SUCEDIDO: DIRCEIA LAURINDO DE OLIVEIRA
APELADO: JOAO LUIZ DE OLIVEIRA, JULIANA SANTANA DE OLIVEIRA, ROSIMEIRE DE OLIVEIRA
Advogado do(a) APELADO: PAULO THIAGO GONCALVES - SP226724-A
Advogado do(a) APELADO: CLAUDIA ANDREA FRANCISCO DA COSTA - SP178945-A
(TRF5 - PROCESSO: 08071453920144058300, APELAÇÃO CÍVEL, DESEMBARGADOR FEDERAL MANOEL DE OLIVEIRA ERHARDT, 1ª TURMA, JULGAMENTO: 09/07/2015)
APELAÇÃO. PROCESSO CIVIL. USUCAPIÃO. SISTEMA FINANCEIRO DA HABITAÇÃO. CAIXA ECONÔMICA FEDERAL. GESTOR. PROGRAMAS OFICIAIS DE HABITAÇÃO. BEM PÚBLICO.
- O entendimento do Superior Tribunal de Justiça é no sentido de que os imóveis da Caixa Econômica Federal, relacionados à sua atuação enquanto agente financeiro em programas oficiais de habitação e órgão executor da política habitacional possuem natureza pública.
- Em atenção aos parâmetros do art. 85, § 2º, do CPC, especialmente no tocante ao grau de zelo profissional e ao trabalho despendido em grau recursal, majoro em 1% (um por cento) o montante fixado na instância de origem a título de honorários advocatícios, totalizando 11% (onze por cento) sobre o valor da causa, ressalvada a suspensão da exigibilidade da verba por ser a parte beneficiária da gratuidade de justiça.
- Apelação não provida.
(TRF 3ª Região, 2ª Turma, ApCiv - APELAÇÃO CÍVEL - 0001632-26.2015.4.03.6108, Rel. Desembargador Federal RENATA ANDRADE LOTUFO, julgado em 05/09/2024, Intimação via sistema DATA: 06/09/2024)
Conforme histórico apontado na manifestação contida em ID 269312035 – p. 158/164, os bens imóveis do SERPHAU foram transferidos à Caixa Econômica Federal por meio da Lei n. 6.164/74, e aquele serviço foi liquidado e seu patrimônio incorporado ao Banco Nacional da Habitação – BNH, tendo em vista o quanto estabelecido pelo Decreto n. 76.149/1975.

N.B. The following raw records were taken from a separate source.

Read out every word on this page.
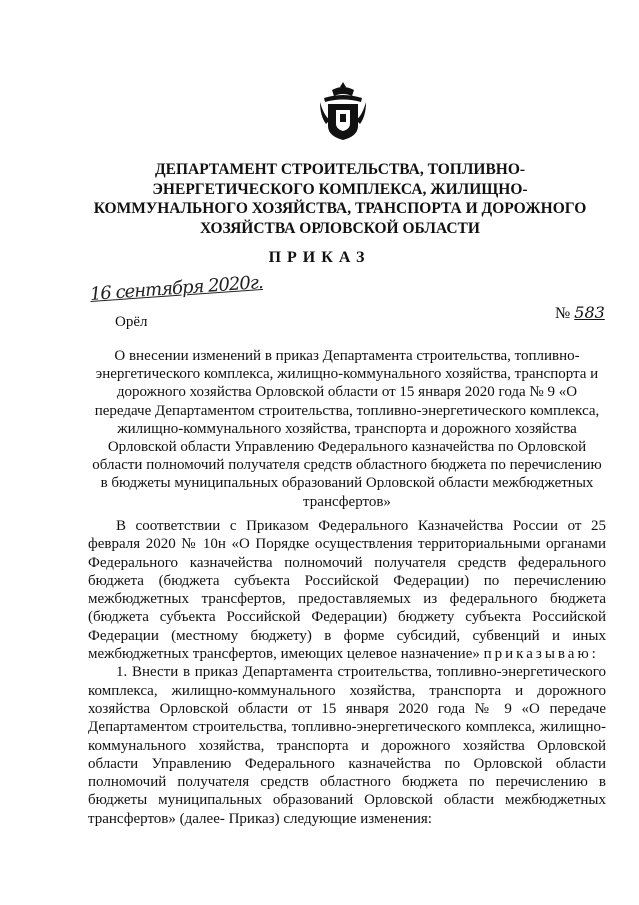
ДЕПАРТАМЕНТ СТРОИТЕЛЬСТВА, ТОПЛИВНО-ЭНЕРГЕТИЧЕСКОГО КОМПЛЕКСА, ЖИЛИЩНО-КОММУНАЛЬНОГО ХОЗЯЙСТВА, ТРАНСПОРТА И ДОРОЖНОГО ХОЗЯЙСТВА ОРЛОВСКОЙ ОБЛАСТИ
ПРИКАЗ
16 сентября 2020г.
№ 583
Орёл
О внесении изменений в приказ Департамента строительства, топливно-энергетического комплекса, жилищно-коммунального хозяйства, транспорта и дорожного хозяйства Орловской области от 15 января 2020 года № 9 «О передаче Департаментом строительства, топливно-энергетического комплекса, жилищно-коммунального хозяйства, транспорта и дорожного хозяйства Орловской области Управлению Федерального казначейства по Орловской области полномочий получателя средств областного бюджета по перечислению в бюджеты муниципальных образований Орловской области межбюджетных трансфертов»

В соответствии с Приказом Федерального Казначейства России от 25 февраля 2020 № 10н «О Порядке осуществления территориальными органами Федерального казначейства полномочий получателя средств федерального бюджета (бюджета субъекта Российской Федерации) по перечислению межбюджетных трансфертов, предоставляемых из федерального бюджета (бюджета субъекта Российской Федерации) бюджету субъекта Российской Федерации (местному бюджету) в форме субсидий, субвенций и иных межбюджетных трансфертов, имеющих целевое назначение» приказываю:

1. Внести в приказ Департамента строительства, топливно-энергетического комплекса, жилищно-коммунального хозяйства, транспорта и дорожного хозяйства Орловской области от 15 января 2020 года № 9 «О передаче Департаментом строительства, топливно-энергетического комплекса, жилищно-коммунального хозяйства, транспорта и дорожного хозяйства Орловской области Управлению Федерального казначейства по Орловской области полномочий получателя средств областного бюджета по перечислению в бюджеты муниципальных образований Орловской области межбюджетных трансфертов» (далее- Приказ) следующие изменения:
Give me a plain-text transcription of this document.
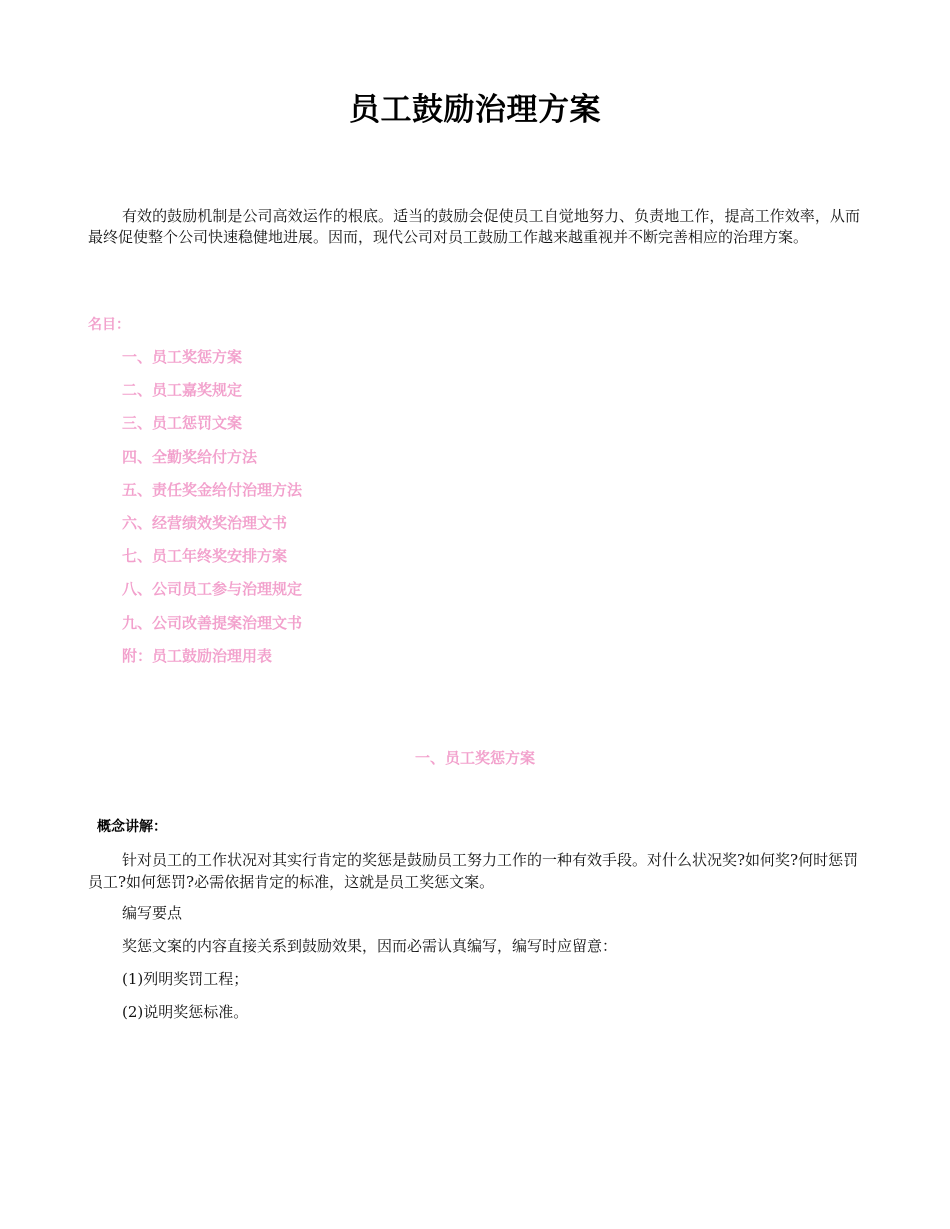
员工鼓励治理方案

有效的鼓励机制是公司高效运作的根底。适当的鼓励会促使员工自觉地努力、负责地工作，提高工作效率，从而最终促使整个公司快速稳健地进展。因而，现代公司对员工鼓励工作越来越重视并不断完善相应的治理方案。

名目：
一、员工奖惩方案
二、员工嘉奖规定
三、员工惩罚文案
四、全勤奖给付方法
五、责任奖金给付治理方法
六、经营绩效奖治理文书
七、员工年终奖安排方案
八、公司员工参与治理规定
九、公司改善提案治理文书
附：员工鼓励治理用表
一、员工奖惩方案
概念讲解：

针对员工的工作状况对其实行肯定的奖惩是鼓励员工努力工作的一种有效手段。对什么状况奖?如何奖?何时惩罚员工?如何惩罚?必需依据肯定的标准，这就是员工奖惩文案。

编写要点

奖惩文案的内容直接关系到鼓励效果，因而必需认真编写，编写时应留意：

(1)列明奖罚工程；

(2)说明奖惩标准。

Ainda, da consulta da matrícula do imóvel em questão, observa-se a averbação realizada em 18.04.1978, correspondente à transferência à Caixa Econômica Federal, decorrente do Decreto n. 5.049/1966, o qual introduziu modificações na legislação pertinente ao Plano Nacional de Habitação (ID 269312035 – p. 31).
No contexto apresentado, mantém-se a sentença recorrida.
E M E N T A
APELAÇÃO CÍVEL. AÇÃO DE USUCAPIÃO EXTRAORDINÁRIA. IMÓVEL VINCULADO AO SISTEMA FINANCEIRO DA HABITAÇÃO. IMÓVEL PERTENCENTE AO SERFHAU. AFETAÇÃO À PRESTAÇÃO DE SERVIÇO PÚBLICO. IMPRESCRITIBILIDADE. VEDAÇÃO CONSTITUCIONAL À AQUISIÇÃO ORIGINÁRIA DA PROPRIEDADE.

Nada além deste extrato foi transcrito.